In an article from The Detroit News, printed March 26, 2003, we find that Saddam received key to city of Detroit in 1980. A mildly nostalgic priest who presented the key is quoted as saying, "Now, you remember that in those days, Saddam Hussein was a puppet. He was an American puppet." Saddam brought gifts, of course, to the Motor City. "A check for $200,000 that paid of the church's debt, with enough left over to build a parish center. 'Today we use the center to teach American citizenship classes,' [the priest] said.'"
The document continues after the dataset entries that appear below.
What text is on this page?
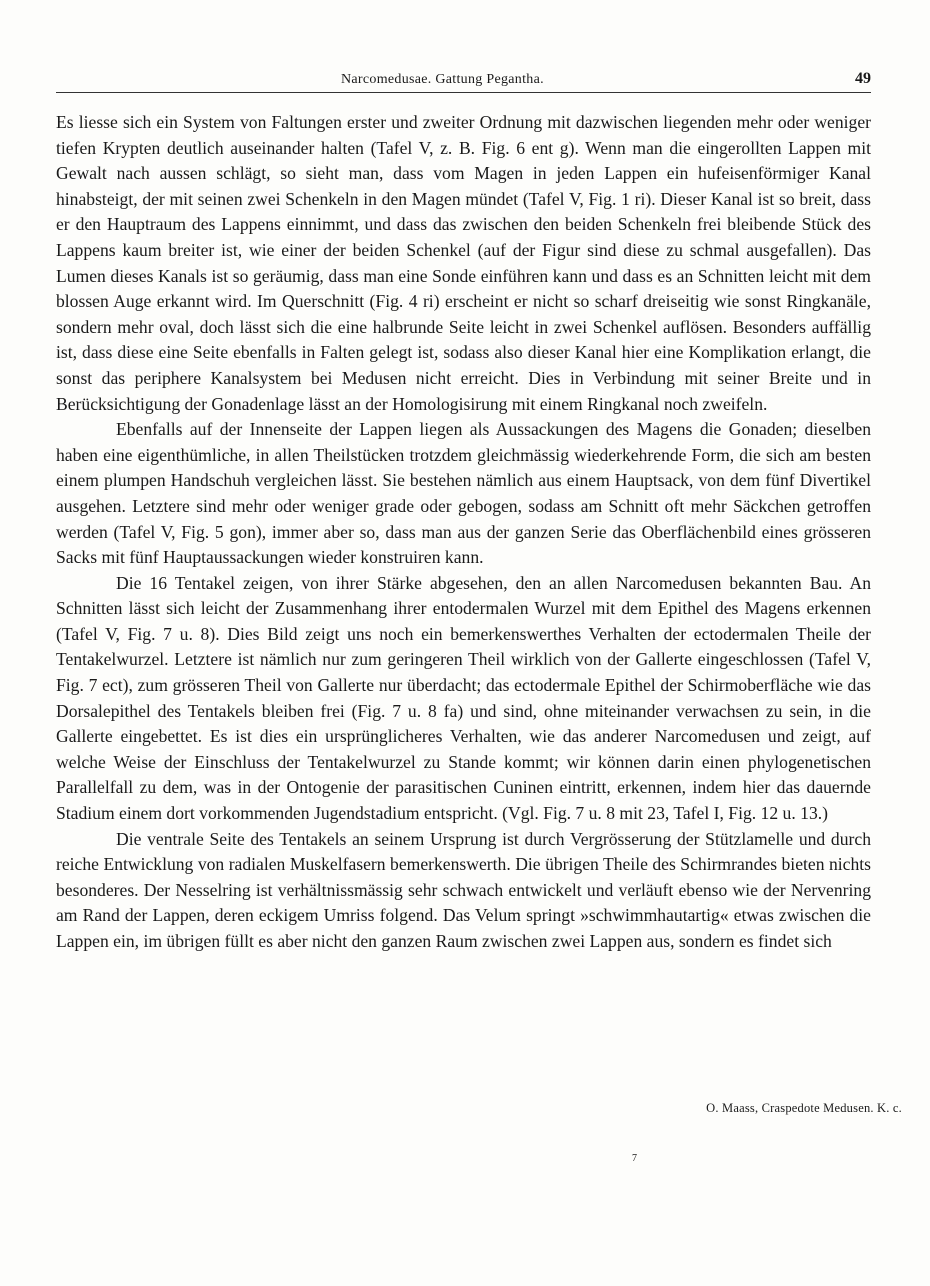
Narcomedusae. Gattung Pegantha.	49

Es liesse sich ein System von Faltungen erster und zweiter Ordnung mit dazwischen liegenden mehr oder weniger tiefen Krypten deutlich auseinander halten (Tafel V, z. B. Fig. 6 ent g). Wenn man die eingerollten Lappen mit Gewalt nach aussen schlägt, so sieht man, dass vom Magen in jeden Lappen ein hufeisenförmiger Kanal hinabsteigt, der mit seinen zwei Schenkeln in den Magen mündet (Tafel V, Fig. 1 ri). Dieser Kanal ist so breit, dass er den Hauptraum des Lappens einnimmt, und dass das zwischen den beiden Schenkeln frei bleibende Stück des Lappens kaum breiter ist, wie einer der beiden Schenkel (auf der Figur sind diese zu schmal ausgefallen). Das Lumen dieses Kanals ist so geräumig, dass man eine Sonde einführen kann und dass es an Schnitten leicht mit dem blossen Auge erkannt wird. Im Querschnitt (Fig. 4 ri) erscheint er nicht so scharf dreiseitig wie sonst Ringkanäle, sondern mehr oval, doch lässt sich die eine halbrunde Seite leicht in zwei Schenkel auflösen. Besonders auffällig ist, dass diese eine Seite ebenfalls in Falten gelegt ist, sodass also dieser Kanal hier eine Komplikation erlangt, die sonst das periphere Kanalsystem bei Medusen nicht erreicht. Dies in Verbindung mit seiner Breite und in Berücksichtigung der Gonadenlage lässt an der Homologisirung mit einem Ringkanal noch zweifeln.

Ebenfalls auf der Innenseite der Lappen liegen als Aussackungen des Magens die Gonaden; dieselben haben eine eigenthümliche, in allen Theilstücken trotzdem gleichmässig wiederkehrende Form, die sich am besten einem plumpen Handschuh vergleichen lässt. Sie bestehen nämlich aus einem Hauptsack, von dem fünf Divertikel ausgehen. Letztere sind mehr oder weniger grade oder gebogen, sodass am Schnitt oft mehr Säckchen getroffen werden (Tafel V, Fig. 5 gon), immer aber so, dass man aus der ganzen Serie das Oberflächenbild eines grösseren Sacks mit fünf Hauptaussackungen wieder konstruiren kann.

Die 16 Tentakel zeigen, von ihrer Stärke abgesehen, den an allen Narcomedusen bekannten Bau. An Schnitten lässt sich leicht der Zusammenhang ihrer entodermalen Wurzel mit dem Epithel des Magens erkennen (Tafel V, Fig. 7 u. 8). Dies Bild zeigt uns noch ein bemerkenswerthes Verhalten der ectodermalen Theile der Tentakelwurzel. Letztere ist nämlich nur zum geringeren Theil wirklich von der Gallerte eingeschlossen (Tafel V, Fig. 7 ect), zum grösseren Theil von Gallerte nur überdacht; das ectodermale Epithel der Schirmoberfläche wie das Dorsalepithel des Tentakels bleiben frei (Fig. 7 u. 8 fa) und sind, ohne miteinander verwachsen zu sein, in die Gallerte eingebettet. Es ist dies ein ursprünglicheres Verhalten, wie das anderer Narcomedusen und zeigt, auf welche Weise der Einschluss der Tentakelwurzel zu Stande kommt; wir können darin einen phylogenetischen Parallelfall zu dem, was in der Ontogenie der parasitischen Cuninen eintritt, erkennen, indem hier das dauernde Stadium einem dort vorkommenden Jugendstadium entspricht. (Vgl. Fig. 7 u. 8 mit 23, Tafel I, Fig. 12 u. 13.)

Die ventrale Seite des Tentakels an seinem Ursprung ist durch Vergrösserung der Stützlamelle und durch reiche Entwicklung von radialen Muskelfasern bemerkenswerth. Die übrigen Theile des Schirmrandes bieten nichts besonderes. Der Nesselring ist verhältnissmässig sehr schwach entwickelt und verläuft ebenso wie der Nervenring am Rand der Lappen, deren eckigem Umriss folgend. Das Velum springt »schwimmhautartig« etwas zwischen die Lappen ein, im übrigen füllt es aber nicht den ganzen Raum zwischen zwei Lappen aus, sondern es findet sich

O. Maass, Craspedote Medusen. K. c.
7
My searches culminated in the Chicago Tribune's March 26, 2007 issue, at once brazenly violent and wonderfully sane. Of the latter is Clarence Page's Shocking and awesome euphimisms, in which he writes of the heinous language of war like "collateral damage" (pointing out that Timothy McVeigh used that term about the Oklahoma City bombing victims), "friendly fire," "search-and-clear," and finally "shock and awe."

Although defensive of the Hiroshima and Nagasaki bombings because, "Such are the judgment calls one must make in real-world war," Page said what remains mostly unsayable even today in the world where the Afghan war is "The Good War": "In fact, once you take away the spin, shock and awe is nothing new. When our enemies do it, we call it by its original name: terrorism."